Maggie entered a vacant office in the Robert F. Kennedy Department of Justice Building. She could see the top half of the Washington Monument down Connecticut Avenue from a small window in the office. She closed the door and propped herself on the edge of a desk and weighed what to divulge to Nik, if anything.
“All the old ground rules still apply?” she said.
“Yes,” Nik said. “I won’t use your name or identify you in any way.”
“And if you get anything significant, you’ll give me fair warning before it’s printed?”
This was the one part of the agreement Nik wished she’d forgotten. It made him cringe to release information before it was published, but he rationalized it by telling himself that East Coast news broadcasts were often delayed for viewers in West Coast markets.
“Deal,” he reluctantly conceded.
“You’re headed in the right direction. After the cop and store clerk were killed, the criminals shot up the computer server where the security video was stored,” Maggie said, “but our techs were able to retrieve the damaged files and are now working on restoring the images.”
“How’s that possible?” Nik asked.
“It’s called digital harmonics,” Maggie said, “and it applies technology that allows users to experience images that are otherwise too degraded or obscure for the human eye alone. The software tools analyze embedded data in waveforms to render the images decipherable.”
“That’s surreal,” Nik said. “You think I might—”
“Get a look at the files?” Maggie cut in. “Dunno. My understanding is the best we can hope for is that the images will confirm that the van is the same make and model as the one observed at Trident and that the two guys share similar structural, facial, and hair characteristics. It’s not like we’ll have actual mug shots. I might be able to supply you with an image, but no guarantees. I’ll know more in twenty-four hours. I gotta go now, Nik.”
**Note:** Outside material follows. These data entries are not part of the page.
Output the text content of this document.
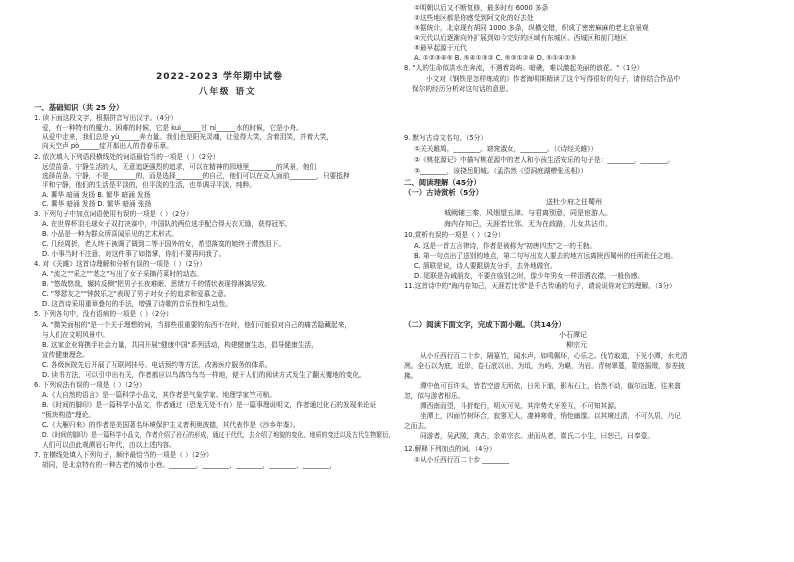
2022-2023 学年期中试卷
八年级 语文
一、基础知识（共 25 分）
1. 读下面这段文字，根据拼音写出汉字。（4分）
爱，有一种特有的魔力。困难的时候，它是 kuì______甘 ní______水的时候，它是小舟。
从爱中走来，我们总是 yù______奔力量。我们也是阳光灵魂，让爱得大笑，含着泪笑，并着大笑，
向天空声 pò______绽开那出人的青春乐章。
2. 依次填入下列语段横线处的词语最恰当的一项是（ ）（2分）
远望苗条、宁静生活的人，无意追逐强烈的追求，可以在精神的园地里________的风景，他们
选择苗条、宁静，不是________的，而是选择________的自己，他们可以在众人面前________，只要抵押
平和宁静，他们的生活是平淡的，但平淡的生活，也单调寻平淡、纯粹。
A. 薯华 暗涌 发扬 B. 繁华 暗涌 发扬
C. 薯华 暗涌 发扬 D. 繁华 暗涌 张扬
3. 下列句子中加点词语使用有误的一项是（ ）（2分）
A. 在世界杯羽毛球女子双打决赛中，中国队的两位选手配合得天衣无缝，获得冠军。
B. 小品是一种为群众所喜闻乐见的艺术形式。
C. 几经周折，老人终于被调了调到二等于国外的女，希望落寞的她终于潸然泪下。
D. 小事当时不注意，对这件事了如指掌，你们不要再问我了。
4. 对《关雎》这首诗理解和分析有误的一项是（ ）（2分）
A. "流之""采之""芼之"写出了女子采摘荇菜时的动态。
B. "悠哉悠哉，辗转反侧"把男子长夜难眠、思绪万千的情状表现得淋漓尽致。
C. "琴瑟友之""钟鼓乐之"表现了男子对女子的追求和爱慕之意。
D. 这首诗采用重章叠句的手法，增强了诗歌的音乐性和生动性。
5. 下列各句中，没有语病的一项是（ ）（2分）
A. "微笑面相的"是一个关于理想的词，当那些很重要的东西不在时，他们可能很对自己的痛苦隐藏起来，
与人们在文明风景中。
B. 这家企业将携手社会力量，共同开展"健康中国"系列活动，构建健康生态，倡导健康生活，
宣传健康理念。
C. 各级医院先后开展了互联网挂号、电话预约等方法，改善医疗服务的体系。
D. 读书方法，可以引申出有关，作者都应以鸟鸽鸟鸟鸟一样地，便于人们的阅读方式发生了翻天覆地的变化。
6. 下列说法有误的一项是（ ）（2分）
A.《大自然的语言》是一篇科学小品文，其作者是气象学家、地理学家竺可桢。
B.《时间的脚印》是一篇科学小品文，作者通过（恐龙无处不有）是一篇事理说明文，作者通过化石的发现来论证
"板块构造"理论。
C.《大雁归来》的作者是美国著名环境保护主义者利奥波德，其代表作是《沙乡年鉴》。
D.《时间的脚印》是一篇科学小品文，作者介绍了岩石的形成，通过于代代，去介绍了地貌的变化、地质的变迁以及古代生物繁衍，
人们可以由此观测岩石年代，由以上述内容。
7. 在横线处填入下列句子，顺序最恰当的一项是（ ）（2分）
胡同，是北京特有的一种古老的城市小巷。________，________，________，________，________，
①明朝以后又不断复修，最多时有 6000 多条
②这些地区都是你感受到阿文化的好去处
③据统计，北京现有胡同 1000 多条，纵横交错，织成了密密麻麻的老北京景观
④元代以后逐渐向外扩展到如今完好的区域有东城区、西城区和前门地区
⑤最早起源于元代
A. ①②③④⑤ B. ⑤④①③② C. ⑤③①②④ D. ⑤①④②③
8. "人的生命似洪水在奔流，不遇着岛屿、暗礁，难以激起美丽的浪花。"（1分）
小文对《钢铁是怎样炼成的》作者海明斯精读了这个写得很好的句子，请你结合作品中
保尔的经历分析对这句话的意思。
9. 默写古诗文名句。（5分）
①关关雎鸠，________。窈窕淑女，________。（《诗经关雎》）
②《桃花源记》中描写桃花源中的老人和小孩生活安乐的句子是：________，________。
③________，该挠岳阳城。（孟浩然《望洞庭湖赠张丞相》）
二、阅读理解（45分）
（一）古诗赏析（5分）
送杜少府之任蜀州
城阙辅三秦，风烟望五津。与君离别意，同是宦游人。
海内存知己，天涯若比邻。无为在歧路，儿女共沾巾。
10.赏析有误的一项是（ ）（2分）
A. 这是一首五言律诗，作者是被称为"初唐四杰"之一的王勃。
B. 第一句点出了送别的地点，第二句写出友人要去的地方远离陕西蜀州的任所赴任之地。
C. 颔联是说，诗人要跟朋友分手，去外地做官。
D. 尾联是告诫朋友，不要在临别之时，像少年男女一样泪洒衣襟，一般伤感。
11.这首诗中的"海内存知己，天涯若比邻"是千古传诵的句子，请说说你对它的理解。（3分）
（二）阅读下面文字，完成下面小题。（共14分）
小石潭记
柳宗元
从小丘西行百二十步，隔篁竹，闻水声，如鸣佩环，心乐之。伐竹取道，下见小潭，水尤清
冽。全石以为底，近岸，卷石底以出，为坻，为屿，为嵁，为岩。青树翠蔓，蒙络摇缀，参差披
拂。
潭中鱼可百许头，皆若空游无所依，日光下澈，影布石上，佁然不动，俶尔远逝，往来翕
忽，似与游者相乐。
潭西南而望，斗折蛇行，明灭可见。其岸势犬牙差互，不可知其源。
坐潭上，四面竹树环合，寂寥无人，凄神寒骨，悄怆幽邃。以其境过清，不可久居，乃记
之而去。
同游者，吴武陵，龚古，余弟宗玄。隶而从者，崔氏二小生，曰恕己，曰奉壹。
12.解释下列加点的词。（4分）
①从小丘西行百二十步 ________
“Thanks, Maggs, I owe you.”
“Listen, you took that damn dog off my hands, so I figure we’re even. By the way, how’s Gyp doing anyhow?”
“He’s had a little setback,” Nik admitted. “I left Gyp in my vehicle a couple weeks ago when I ran into the dry cleaners for about five minutes, and I think he may have had a panic attack. He chewed through all the seat belts. I had to send him to finishing school.”
“What’s he finishing, his brain? I don’t get your attachment to that dog,” Maggie said.
“Well, it’s like this, Maggs,” Nik said, “unlike women and cats, the later I come home, the happier Gyp is to see me.”
“Maybe next time get yourself a fish, Nik,” Maggie said, and then hung up.
Chapter 14
December 22, Three Rivers, Michigan
Nukowski.
That was Grant Dilworth’s first thought, lying in bed at night, when he heard the engine whine and saw headlights dance over the treetops as a vehicle bounced down the rutted lane that led to his secluded cabin in the pines. His second thought was Run.
And he would have, too, but his wife and newborn were asleep across the hallway and it wasn’t an option.
Dilworth scrambled from his bed and to the window just in time to see a dull-green van with the windows down pass under a sodium vapor yard light and roll to a stop in front of his machine shop. The light snow that had begun falling when he turned in for bed had intensified overnight, and the ground, trees, and the sculptures he forged for a living were covered in a blanket of powdered sugar. He glanced at the clock: three fifteen a.m.
His dog, Pontiac, an eighty-five-pound black-and-tan sway-back German shepherd, thankfully, was at the vet’s recuperating from an injury he had received after getting ensnared in a coyote leg trap, or he would have been bringing down the house with his barking and howling.
Dilworth darted across the hallway and looked in on his wife and daughter. Still asleep. He gently closed their door and went back to the window. He could see two figures inside the van, but so far, neither one had made a move to get out of the vehicle.